Aussi éviterai-je, au moment d’empoigner l’affaire Maudet et passé cette précision d’usage, de vous asséner tout ce qui me passe par la tête. Le conseiller d’Etat doit-il démissionner? Selon la formule consacrée, souvent galvaudée et ici parfaitement appropriée, ce n’est pas à moi de le dire.

Une invalidation au lance-flammes

Mais au registre de mes obligations, le devoir de réserve côtoie celui de rechercher la vérité, ou au moins de ne pas tout laisser passer. Je ne peux donc pas laisser dire, répéter, partager, tweeter et hurler sur tous les tons au «lynchage médiatique» de Pierre Maudet. Un terme qui disqualifie tout sur son passage. Par agglomération, par insinuation, la grosse ficelle du lynchage médiatique invalide au lance-flammes la raison d’être de notre métier: dire les choses, quand elles sont d’intérêt public.

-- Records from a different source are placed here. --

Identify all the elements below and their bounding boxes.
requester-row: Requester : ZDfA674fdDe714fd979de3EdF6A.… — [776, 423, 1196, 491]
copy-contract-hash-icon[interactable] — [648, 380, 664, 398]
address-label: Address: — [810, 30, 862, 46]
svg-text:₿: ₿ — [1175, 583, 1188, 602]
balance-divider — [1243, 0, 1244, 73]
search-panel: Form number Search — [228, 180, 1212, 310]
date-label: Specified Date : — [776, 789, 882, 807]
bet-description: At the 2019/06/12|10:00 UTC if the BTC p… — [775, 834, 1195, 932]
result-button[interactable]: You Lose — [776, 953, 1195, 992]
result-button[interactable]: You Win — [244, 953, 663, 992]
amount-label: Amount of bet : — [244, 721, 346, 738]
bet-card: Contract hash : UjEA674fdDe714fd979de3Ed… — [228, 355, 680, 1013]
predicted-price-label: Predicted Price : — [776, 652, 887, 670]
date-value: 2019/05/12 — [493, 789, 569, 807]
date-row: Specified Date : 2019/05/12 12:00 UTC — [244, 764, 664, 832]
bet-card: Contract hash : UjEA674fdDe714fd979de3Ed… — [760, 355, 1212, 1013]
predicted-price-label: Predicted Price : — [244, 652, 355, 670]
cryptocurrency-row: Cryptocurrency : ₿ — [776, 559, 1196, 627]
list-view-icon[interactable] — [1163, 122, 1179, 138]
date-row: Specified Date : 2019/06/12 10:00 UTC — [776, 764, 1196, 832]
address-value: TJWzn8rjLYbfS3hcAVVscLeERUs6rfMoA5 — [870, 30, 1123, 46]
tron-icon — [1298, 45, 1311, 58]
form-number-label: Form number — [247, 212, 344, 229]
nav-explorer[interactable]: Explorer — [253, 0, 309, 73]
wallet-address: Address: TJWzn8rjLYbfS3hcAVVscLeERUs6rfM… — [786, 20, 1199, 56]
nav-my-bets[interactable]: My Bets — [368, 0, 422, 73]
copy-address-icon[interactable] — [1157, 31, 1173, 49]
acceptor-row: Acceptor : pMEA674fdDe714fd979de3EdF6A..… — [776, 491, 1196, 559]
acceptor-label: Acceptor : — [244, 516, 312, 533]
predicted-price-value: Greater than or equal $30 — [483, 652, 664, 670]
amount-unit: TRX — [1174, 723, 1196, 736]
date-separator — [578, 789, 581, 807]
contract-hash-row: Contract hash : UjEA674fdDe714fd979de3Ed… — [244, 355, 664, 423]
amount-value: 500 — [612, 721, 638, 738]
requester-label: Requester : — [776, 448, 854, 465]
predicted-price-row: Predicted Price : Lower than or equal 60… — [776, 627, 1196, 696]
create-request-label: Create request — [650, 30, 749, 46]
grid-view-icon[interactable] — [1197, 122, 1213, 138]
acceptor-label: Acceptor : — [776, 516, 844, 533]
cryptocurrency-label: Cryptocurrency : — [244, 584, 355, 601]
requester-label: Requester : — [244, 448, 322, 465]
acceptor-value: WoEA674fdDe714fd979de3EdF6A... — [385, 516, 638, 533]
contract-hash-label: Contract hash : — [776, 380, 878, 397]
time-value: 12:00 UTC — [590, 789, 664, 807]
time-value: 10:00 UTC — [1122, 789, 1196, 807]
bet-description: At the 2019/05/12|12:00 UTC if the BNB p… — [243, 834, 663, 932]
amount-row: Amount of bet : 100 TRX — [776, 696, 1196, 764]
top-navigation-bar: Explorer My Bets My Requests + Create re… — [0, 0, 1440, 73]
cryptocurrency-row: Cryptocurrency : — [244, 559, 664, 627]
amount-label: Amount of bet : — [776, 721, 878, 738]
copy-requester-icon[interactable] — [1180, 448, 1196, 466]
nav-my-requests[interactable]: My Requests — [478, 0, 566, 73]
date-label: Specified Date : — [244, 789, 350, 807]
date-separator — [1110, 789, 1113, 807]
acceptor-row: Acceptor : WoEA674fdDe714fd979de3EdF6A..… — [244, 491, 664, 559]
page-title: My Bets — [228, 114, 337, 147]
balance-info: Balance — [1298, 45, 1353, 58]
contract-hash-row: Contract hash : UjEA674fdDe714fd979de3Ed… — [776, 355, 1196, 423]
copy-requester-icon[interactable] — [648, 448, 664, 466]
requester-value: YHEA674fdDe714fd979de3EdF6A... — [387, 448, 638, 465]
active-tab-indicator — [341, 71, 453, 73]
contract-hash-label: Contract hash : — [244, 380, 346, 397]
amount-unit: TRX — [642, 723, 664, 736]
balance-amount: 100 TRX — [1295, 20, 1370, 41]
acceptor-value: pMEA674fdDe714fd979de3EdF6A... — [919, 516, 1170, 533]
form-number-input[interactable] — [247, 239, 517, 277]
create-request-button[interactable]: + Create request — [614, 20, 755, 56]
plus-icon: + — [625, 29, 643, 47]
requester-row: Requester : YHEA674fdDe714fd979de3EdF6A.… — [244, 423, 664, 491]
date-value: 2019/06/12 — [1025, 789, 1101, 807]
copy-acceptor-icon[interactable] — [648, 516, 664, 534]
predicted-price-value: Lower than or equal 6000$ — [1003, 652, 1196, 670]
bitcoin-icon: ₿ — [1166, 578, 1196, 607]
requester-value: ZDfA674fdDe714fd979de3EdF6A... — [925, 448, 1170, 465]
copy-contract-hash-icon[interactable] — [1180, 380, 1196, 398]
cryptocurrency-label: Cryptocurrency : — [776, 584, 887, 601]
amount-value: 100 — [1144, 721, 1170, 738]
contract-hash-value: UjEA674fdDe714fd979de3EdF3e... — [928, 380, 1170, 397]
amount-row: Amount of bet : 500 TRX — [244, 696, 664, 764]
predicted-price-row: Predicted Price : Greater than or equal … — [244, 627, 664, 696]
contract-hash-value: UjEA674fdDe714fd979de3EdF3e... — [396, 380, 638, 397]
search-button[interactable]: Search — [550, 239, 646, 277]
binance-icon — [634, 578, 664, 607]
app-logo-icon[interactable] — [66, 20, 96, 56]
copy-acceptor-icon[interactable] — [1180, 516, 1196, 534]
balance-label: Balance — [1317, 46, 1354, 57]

Non, Pierre Maudet n’est pas la victime d’un lynchage. Mes confrères ont fait leur travail. Ils ont enquêté. Ils ont révélé, ils ont interrogé. Souvent contre vents et marées. Le voyage, le mensonge, sa construction, les questions sans réponse. Et puis les soutiens qui lâchent, les retournements, l’étau qui se resserre. Oui, il y a eu beaucoup d’articles, de minutes d’antenne, d’alertes, de unes et de manchettes. Et il y en aura encore. Peut-être même aussi des dérapages et des erreurs, comme toujours. Avec son lot de scories, le traitement est à la mesure du personnage, de son envergure et de son aura.

Genève interloquée

Les médias amplifient. Ils déforment, par augmentation. Mais ils ne lynchent pas. En tout cas pas ici. Avant de passer sous leur loupe, c’est le réel qui s’est emballé. L’intéressé, ses collègues, les institutions, le parquet, les élus, les citoyens, les réseaux, le parti, sa direction nationale, ses figures, les comités de soutien: tout le monde s’est emballé.

Alors profitons de l’impartialité qui m’est imposée pour s’en tenir aux faits. Pierre Maudet s’est mis en situation de vulnérabilité en acceptant un ou plusieurs cadeaux, il a menti pour s’en défendre, il est suspecté d’avoir violé la loi et présumé innocent, mais son parti lui demande publiquement de démissionner. Et Genève est interloquée. Voilà les faits. Constater, ce n’est pas lyncher.